Regarding security, the CEO highlighted: “At Tarabut, we take a series of continuous steps to ensure security, such as ensuring that all transactions and data access requests are authenticated using multiple factors to enhance security, as well as the requirements to also employ state-of-the-art encryption standards to protect data during transmission and storage.” 

He further explained: “Data access controls, such as implementing strict controls on who can access specific data and for what purpose, ensure that customer data is not misused.” 

Al-Moayed adde: “There are also continuous and regular compliance checks and audits to ensure that all participants in the open banking ecosystem adhere to the highest security standards and regulatory requirements.” 

He also underscored the collaborative effort with SAMA during the regulatory sandbox period, which showcased the potential of open banking to transform financial accessibility.

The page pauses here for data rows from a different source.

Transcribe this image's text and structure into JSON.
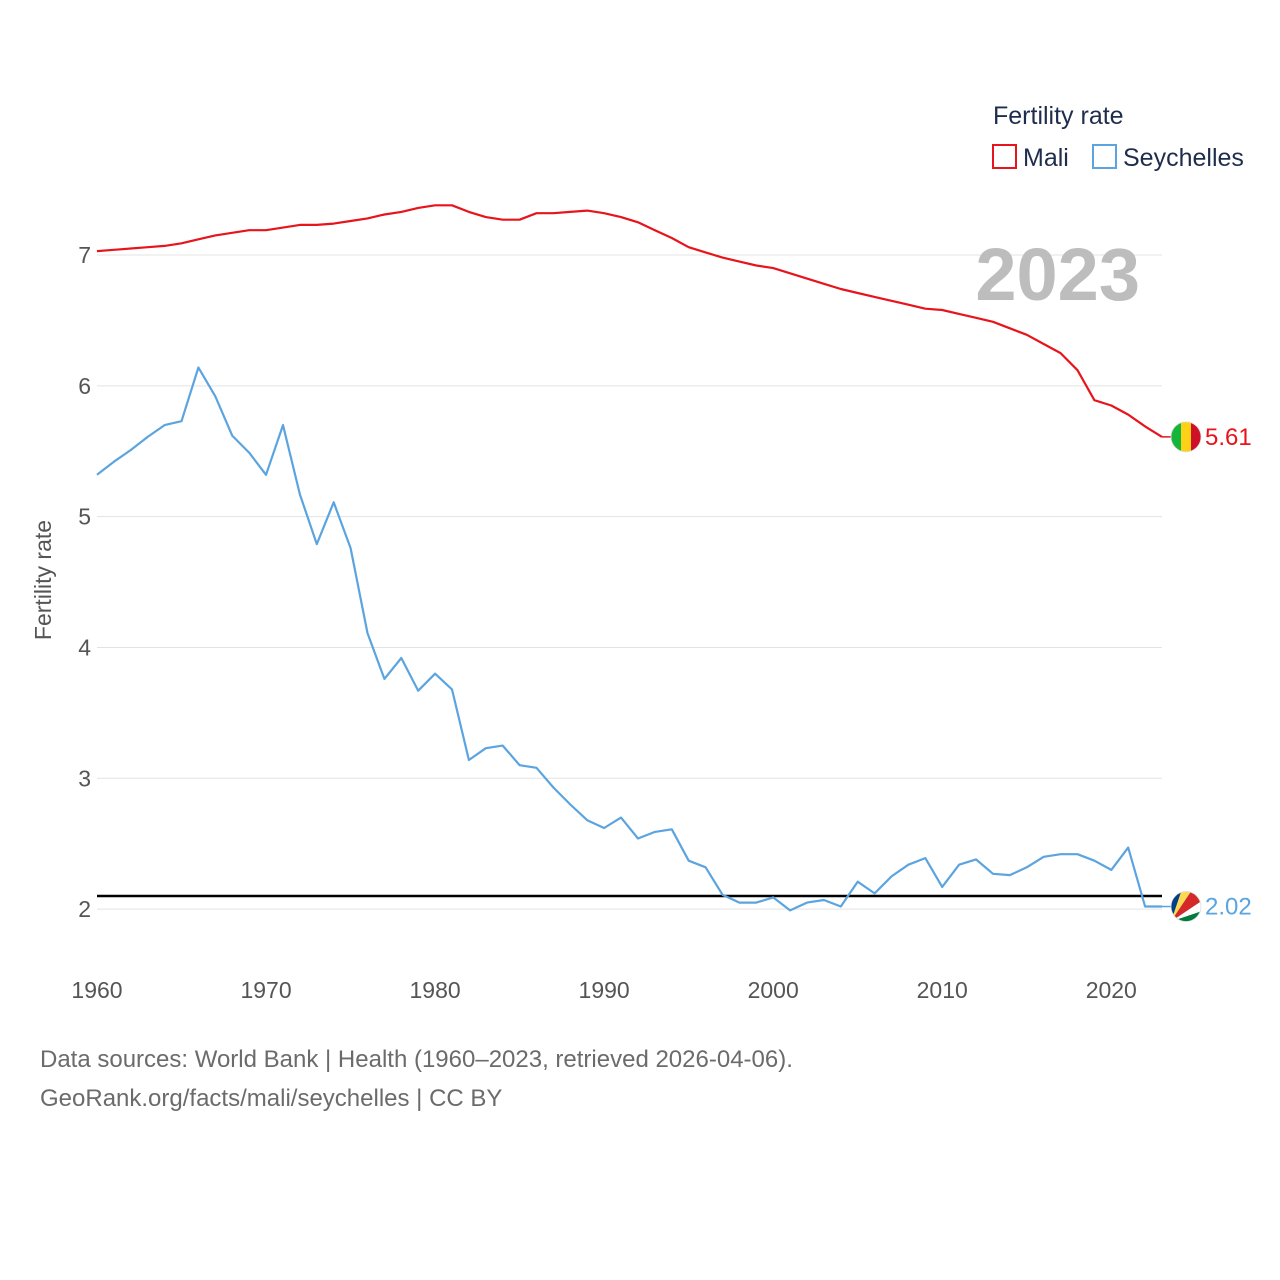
{
  "chart_data": {
    "type": "line",
    "ylabel": "Fertility rate",
    "xlabel": "",
    "year_label": "2023",
    "legend": {
      "title": "Fertility rate",
      "placement": "top-right"
    },
    "x": [
      1960,
      1961,
      1962,
      1963,
      1964,
      1965,
      1966,
      1967,
      1968,
      1969,
      1970,
      1971,
      1972,
      1973,
      1974,
      1975,
      1976,
      1977,
      1978,
      1979,
      1980,
      1981,
      1982,
      1983,
      1984,
      1985,
      1986,
      1987,
      1988,
      1989,
      1990,
      1991,
      1992,
      1993,
      1994,
      1995,
      1996,
      1997,
      1998,
      1999,
      2000,
      2001,
      2002,
      2003,
      2004,
      2005,
      2006,
      2007,
      2008,
      2009,
      2010,
      2011,
      2012,
      2013,
      2014,
      2015,
      2016,
      2017,
      2018,
      2019,
      2020,
      2021,
      2022,
      2023
    ],
    "xlim": [
      1960,
      2023
    ],
    "ylim": [
      1.55,
      7.65
    ],
    "x_ticks": [
      1960,
      1970,
      1980,
      1990,
      2000,
      2010,
      2020
    ],
    "y_ticks": [
      2,
      3,
      4,
      5,
      6,
      7
    ],
    "reference_line": 2.1,
    "series": [
      {
        "name": "Mali",
        "color": "#e8141b",
        "end_label": "5.61",
        "flag": "mali-flag",
        "values": [
          7.03,
          7.04,
          7.05,
          7.06,
          7.07,
          7.09,
          7.12,
          7.15,
          7.17,
          7.19,
          7.19,
          7.21,
          7.23,
          7.23,
          7.24,
          7.26,
          7.28,
          7.31,
          7.33,
          7.36,
          7.38,
          7.38,
          7.33,
          7.29,
          7.27,
          7.27,
          7.32,
          7.32,
          7.33,
          7.34,
          7.32,
          7.29,
          7.25,
          7.19,
          7.13,
          7.06,
          7.02,
          6.98,
          6.95,
          6.92,
          6.9,
          6.86,
          6.82,
          6.78,
          6.74,
          6.71,
          6.68,
          6.65,
          6.62,
          6.59,
          6.58,
          6.55,
          6.52,
          6.49,
          6.44,
          6.39,
          6.32,
          6.25,
          6.12,
          5.89,
          5.85,
          5.78,
          5.69,
          5.61
        ]
      },
      {
        "name": "Seychelles",
        "color": "#5ba4e0",
        "end_label": "2.02",
        "flag": "seychelles-flag",
        "values": [
          5.32,
          5.42,
          5.51,
          5.61,
          5.7,
          5.73,
          6.14,
          5.92,
          5.62,
          5.49,
          5.32,
          5.7,
          5.17,
          4.79,
          5.11,
          4.76,
          4.11,
          3.76,
          3.92,
          3.67,
          3.8,
          3.68,
          3.14,
          3.23,
          3.25,
          3.1,
          3.08,
          2.93,
          2.8,
          2.68,
          2.62,
          2.7,
          2.54,
          2.59,
          2.61,
          2.37,
          2.32,
          2.11,
          2.05,
          2.05,
          2.09,
          1.99,
          2.05,
          2.07,
          2.02,
          2.21,
          2.12,
          2.25,
          2.34,
          2.39,
          2.17,
          2.34,
          2.38,
          2.27,
          2.26,
          2.32,
          2.4,
          2.42,
          2.42,
          2.37,
          2.3,
          2.47,
          2.02,
          2.02
        ]
      }
    ]
  },
  "footer": {
    "line1": "Data sources: World Bank | Health (1960–2023, retrieved 2026-04-06).",
    "line2": "GeoRank.org/facts/mali/seychelles | CC BY"
  }
}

Fostering symbiotic relationships 

“Looking at Saudi Arabia, we see a nationwide ambition to promote a symbiotic relationship between banks and fintechs, by enabling data sharing and the adoption of innovative technology solutions,” Al-Moayed said. 

“Banks provide fintech companies with access to valuable financial data with customer consent, and the fintechs and the banks can work together to create more personalized and innovative financial products,” he added.    

Al-Moayed explained that banks looking to partner with a fintech company could lead to new revenue streams and open up customer segments, enhancing their market reach and product offerings — as well as ensuring adaptability and innovation for the young, digitally-native population
of the Kingdom.  

“Together, banks and fintech can reach underserved segments of the population, as well as those who could benefit from improved awareness and access to different services, providing each with the many benefits and impacts that are inaccessible by traditional means,” he said.

Safeguarding consumer data 

According to Al-Moayed, SAMA has established a robust legal framework essential for safeguarding consumer data, which mandates explicit consent before sharing financial information with third-party providers. 

“SAMA have rightfully identified consumer data protection and privacy as crucial for consumer trust and participation,” stated Al-Moayed.  

He elaborated that this approach not only provides consumers control over their personal information but also “gives consumers control over their data, including the right to know how their information is being used and the ability to revoke access at any time, builds trust and encourages participation in the open banking ecosystem,” which is vital for building trust within the banking sector. 

“We believe this is a critical part of the trust-building process for banking customers across Saudi Arabia. By making it clear to people that every person is the true owner of their data, they can feel empowered to make the best access decisions for their personal needs,” he added.

A smooth transition 

As the Kingdom transitions toward open banking, traditional banks are seizing the opportunity to redefine their roles.  

“We have been hugely impressed by the vision and appetite for transformation from banks across the Kingdom,” Al-Moayed expressed.  

He explained that financial institutes are transitioning from being mere custodians of customer funds to becoming more integral participants in their customers’ financial lives. 

“The banks we partner with truly see open banking as so much more than a new series of regulations to comply with,” he said. 

“Recognizing the value of innovation brought by fintech startups, like ours, many banks are forming partnerships and collaborations to leverage the best available technology to enhance their offerings,” Al-Moayed added. 

MoneyHash’s Abdelrazik stated that traditional banking will continue to thrive and be active, at least in the short term.  

“But with the rise of open banking and numerous opportunities in the fintech sphere, banks implementing a robust digital strategy, and leveraging strategic alliances with fintechs, can be much more competitive and agile to this dynamic market,” he added.